A Primer on Pediatric Diabetic Emergencies
What do you do with a hypo- or hyperglycemic child?
Insulin is essential for the body to process carbohydrates (sugars), but is also needed for the body to deal effectively with fat and protein metabolism. Insulin reduces blood glucose levels by permitting the glucose to enter muscle cells and by stimulating the conversion of glucose to glycogen that can be stored in the body. Insulin also slows the release of stored glucose from glycogen stores in the liver and slows the breakdown of fat to triglycerides, free fatty acids and ketones.
Hyperglycemia results when insulin deficiency leads to uninhibited production of glucose and prevents the utilization of this circulating glucose. The overabundance of glucose in the blood leads to an increase of glucose in the urine. This excess glucose in the urine causes an increase in total urine production (polyurea). The person becomes dehydrated, and that leads to increased thirst (polydipsia). Fat and protein breakdown occurs, leading to the formation of ketones. If left untreated, the child wastes away and develops diabetic ketoacidosis (DKA), which may be fatal.
When there is too much insulin in the body, there is a decrease in the release of glucose, leading to low blood sugar levels (hypoglycemia). This process can be very detrimental since glucose is the only source of energy for red blood cells, the interior portion of the kidney and the brain. Without glucose, brain cells will begin to die relatively quickly.
The incidence of diabetes in children increases with age until mid puberty and then declines, but type 1 diabetes can occur at any age. The disease may even appear in the first year of life, although this is unusual. Almost all degrees of disease severity may be present in the child. Symptoms may be minimal or immediately life-threatening, subtle or dramatic.
Prehospital Management
The acute complications of type 1 diabetes are emergency conditions that can lead to life-threatening situations for the patient. The two primary complications that can affect the diabetic patient are hypoglycemia and hyperglycemia, which may lead to diabetic ketoacidosis. Since they are treated differently, we should discuss them separately. Remember that in all cases, a complete set of vital signs should be obtained and recorded on the patient run sheet.
Hypoglycemia—The development of hypoglycemia in children with diabetes is the more common complication and is sometimes referred to as an insulin reaction. The cause of hypoglycemia in the diabetic child is that the child has either been given too much insulin or has not taken in an adequate amount of glucose to balance the insulin dose. Another situation which may arise is when the child engages in strenuous exercise. This exercise will burn much of the glucose present in the body. In these situations, the insulin dose prior to the exercise should be decreased.
Generally, as the glucose level in the blood decreases below 70 mg/dL, immediate treatment is required. Patients with prior experiences may have detected the drop in their blood sugar levels and ingested sugar-containing foods prior to your arrival.
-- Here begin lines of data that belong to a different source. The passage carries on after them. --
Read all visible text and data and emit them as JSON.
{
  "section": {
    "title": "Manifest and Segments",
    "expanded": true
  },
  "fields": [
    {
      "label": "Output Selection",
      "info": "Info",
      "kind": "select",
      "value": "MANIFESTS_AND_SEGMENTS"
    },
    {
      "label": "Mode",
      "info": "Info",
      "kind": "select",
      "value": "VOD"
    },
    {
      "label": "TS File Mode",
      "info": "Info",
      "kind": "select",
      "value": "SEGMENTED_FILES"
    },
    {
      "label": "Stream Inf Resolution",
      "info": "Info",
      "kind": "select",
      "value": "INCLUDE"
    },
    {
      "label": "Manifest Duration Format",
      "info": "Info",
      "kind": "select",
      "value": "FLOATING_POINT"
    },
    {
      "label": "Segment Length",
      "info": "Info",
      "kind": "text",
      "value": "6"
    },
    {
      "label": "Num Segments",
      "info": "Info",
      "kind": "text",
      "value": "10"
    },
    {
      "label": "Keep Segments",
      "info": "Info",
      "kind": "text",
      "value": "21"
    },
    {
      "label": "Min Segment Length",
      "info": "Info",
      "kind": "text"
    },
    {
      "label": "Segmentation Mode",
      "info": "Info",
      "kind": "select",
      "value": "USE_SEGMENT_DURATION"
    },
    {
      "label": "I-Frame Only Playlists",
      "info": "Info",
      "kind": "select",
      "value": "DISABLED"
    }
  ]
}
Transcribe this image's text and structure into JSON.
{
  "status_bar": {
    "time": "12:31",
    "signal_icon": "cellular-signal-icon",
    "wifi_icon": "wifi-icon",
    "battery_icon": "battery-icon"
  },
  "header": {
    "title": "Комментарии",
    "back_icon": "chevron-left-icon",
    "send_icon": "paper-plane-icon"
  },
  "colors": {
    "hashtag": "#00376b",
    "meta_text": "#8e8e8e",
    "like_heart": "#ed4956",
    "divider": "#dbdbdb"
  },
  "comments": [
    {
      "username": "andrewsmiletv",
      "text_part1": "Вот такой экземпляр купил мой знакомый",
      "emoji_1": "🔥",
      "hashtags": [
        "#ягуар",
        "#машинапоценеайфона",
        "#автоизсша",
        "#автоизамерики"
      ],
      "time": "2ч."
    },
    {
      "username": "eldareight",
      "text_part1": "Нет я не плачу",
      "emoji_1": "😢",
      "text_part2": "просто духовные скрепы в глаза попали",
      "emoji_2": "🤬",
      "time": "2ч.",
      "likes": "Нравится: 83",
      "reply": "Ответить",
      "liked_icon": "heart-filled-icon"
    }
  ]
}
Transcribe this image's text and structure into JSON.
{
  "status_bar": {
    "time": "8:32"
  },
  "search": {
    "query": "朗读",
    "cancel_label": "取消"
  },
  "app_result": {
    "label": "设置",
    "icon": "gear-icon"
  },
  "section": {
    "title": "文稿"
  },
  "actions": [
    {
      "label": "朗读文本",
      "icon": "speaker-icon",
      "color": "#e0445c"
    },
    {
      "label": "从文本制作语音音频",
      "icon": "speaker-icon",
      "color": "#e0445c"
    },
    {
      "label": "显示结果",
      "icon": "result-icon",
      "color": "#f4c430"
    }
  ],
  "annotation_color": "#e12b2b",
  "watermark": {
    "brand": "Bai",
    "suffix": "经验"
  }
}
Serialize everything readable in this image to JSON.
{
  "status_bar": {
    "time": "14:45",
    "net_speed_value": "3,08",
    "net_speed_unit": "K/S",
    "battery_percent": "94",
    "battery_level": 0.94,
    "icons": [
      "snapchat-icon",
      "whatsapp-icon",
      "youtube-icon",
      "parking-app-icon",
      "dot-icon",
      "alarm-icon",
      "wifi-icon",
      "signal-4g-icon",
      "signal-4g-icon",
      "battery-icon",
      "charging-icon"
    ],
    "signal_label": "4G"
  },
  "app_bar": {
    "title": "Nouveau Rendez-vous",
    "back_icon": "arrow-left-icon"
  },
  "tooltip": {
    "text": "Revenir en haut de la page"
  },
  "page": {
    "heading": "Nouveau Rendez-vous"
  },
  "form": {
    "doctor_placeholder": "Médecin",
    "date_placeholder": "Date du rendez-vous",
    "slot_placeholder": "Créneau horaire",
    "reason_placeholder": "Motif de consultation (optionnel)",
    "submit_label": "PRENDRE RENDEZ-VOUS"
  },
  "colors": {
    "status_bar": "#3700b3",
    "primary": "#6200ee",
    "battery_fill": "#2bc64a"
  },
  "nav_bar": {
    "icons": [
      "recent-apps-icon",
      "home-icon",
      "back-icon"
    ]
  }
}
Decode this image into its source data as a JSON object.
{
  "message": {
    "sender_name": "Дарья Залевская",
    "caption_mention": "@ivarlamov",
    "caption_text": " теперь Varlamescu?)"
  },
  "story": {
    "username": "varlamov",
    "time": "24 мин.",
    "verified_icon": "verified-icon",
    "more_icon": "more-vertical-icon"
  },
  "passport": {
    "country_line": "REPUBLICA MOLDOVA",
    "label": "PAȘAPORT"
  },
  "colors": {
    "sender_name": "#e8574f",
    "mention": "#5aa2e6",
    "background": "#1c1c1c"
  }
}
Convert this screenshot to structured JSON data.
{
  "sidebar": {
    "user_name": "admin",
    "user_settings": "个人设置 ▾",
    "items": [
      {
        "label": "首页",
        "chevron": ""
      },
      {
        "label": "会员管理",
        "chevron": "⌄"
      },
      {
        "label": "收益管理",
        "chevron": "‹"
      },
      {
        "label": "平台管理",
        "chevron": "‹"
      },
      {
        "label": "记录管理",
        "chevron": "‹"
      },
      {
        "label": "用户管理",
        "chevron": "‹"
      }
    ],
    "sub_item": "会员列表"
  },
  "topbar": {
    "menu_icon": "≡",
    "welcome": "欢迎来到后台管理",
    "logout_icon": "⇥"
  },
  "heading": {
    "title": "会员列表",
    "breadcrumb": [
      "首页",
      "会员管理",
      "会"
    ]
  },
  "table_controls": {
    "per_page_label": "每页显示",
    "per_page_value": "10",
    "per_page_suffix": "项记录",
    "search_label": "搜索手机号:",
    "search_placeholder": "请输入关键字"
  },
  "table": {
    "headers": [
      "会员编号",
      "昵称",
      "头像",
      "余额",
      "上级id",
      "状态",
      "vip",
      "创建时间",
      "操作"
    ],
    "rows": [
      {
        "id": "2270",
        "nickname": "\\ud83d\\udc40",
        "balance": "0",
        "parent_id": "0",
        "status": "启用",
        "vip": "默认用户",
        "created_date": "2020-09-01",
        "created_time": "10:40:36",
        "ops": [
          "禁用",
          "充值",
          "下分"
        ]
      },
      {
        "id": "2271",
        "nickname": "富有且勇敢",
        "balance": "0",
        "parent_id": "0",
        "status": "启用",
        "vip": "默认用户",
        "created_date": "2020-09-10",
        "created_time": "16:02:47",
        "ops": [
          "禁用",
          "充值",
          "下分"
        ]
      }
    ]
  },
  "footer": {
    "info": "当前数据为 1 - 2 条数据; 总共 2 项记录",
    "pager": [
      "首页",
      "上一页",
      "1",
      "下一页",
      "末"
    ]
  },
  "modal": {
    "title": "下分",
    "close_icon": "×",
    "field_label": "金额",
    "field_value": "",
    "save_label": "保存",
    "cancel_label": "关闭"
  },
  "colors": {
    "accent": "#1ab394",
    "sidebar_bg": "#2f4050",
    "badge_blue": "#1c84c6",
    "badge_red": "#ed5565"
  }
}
Many patients, in an effort to prevent episodes of hypoglycemia, keep sugar-containing snacks with them at all times. Their symptoms may include shakiness, hunger, nervousness, sweating, dizziness, sleepiness, confusion, anxiety or weakness. In fact, they may be unresponsive.
Once you have determined that hypoglycemia is present, the goal of therapy is to rapidly restore the blood sugar level toward normal. While attempting to establish an IV line, glucagon may be given by the intramuscular route. If this is not successful or inadequate, administer IV dextrose. The dosage and concentration of the solution can vary depending on the patient’s age. In the very young, 10% dextrose is the treatment of choice. In the next-oldest group, 25% dextrose is utilized. The oldest group of children receives 50% dextrose, as does the adult population. Familiarize yourself with the protocols in your region, since variations exist.
Diabetic ketoacidosis—Development of diabetic ketoacidosis, while less common than hypoglycemia, is more likely in the patient with type 1 diabetes. Failing to adequately treat this condition can lead, in time, to coma and death. These patients usually have increased thirst, dry mouth, frequent urination, nausea and vomiting, abdominal pain, dry or flushed skin, confusion, a fruity odor on the breath, rapid respirations (tachypnea) and elevated blood glucose levels. On occasion, patients with this condition may develop fever. The onset of DKA is gradual, and almost all patients with it require hospitalization.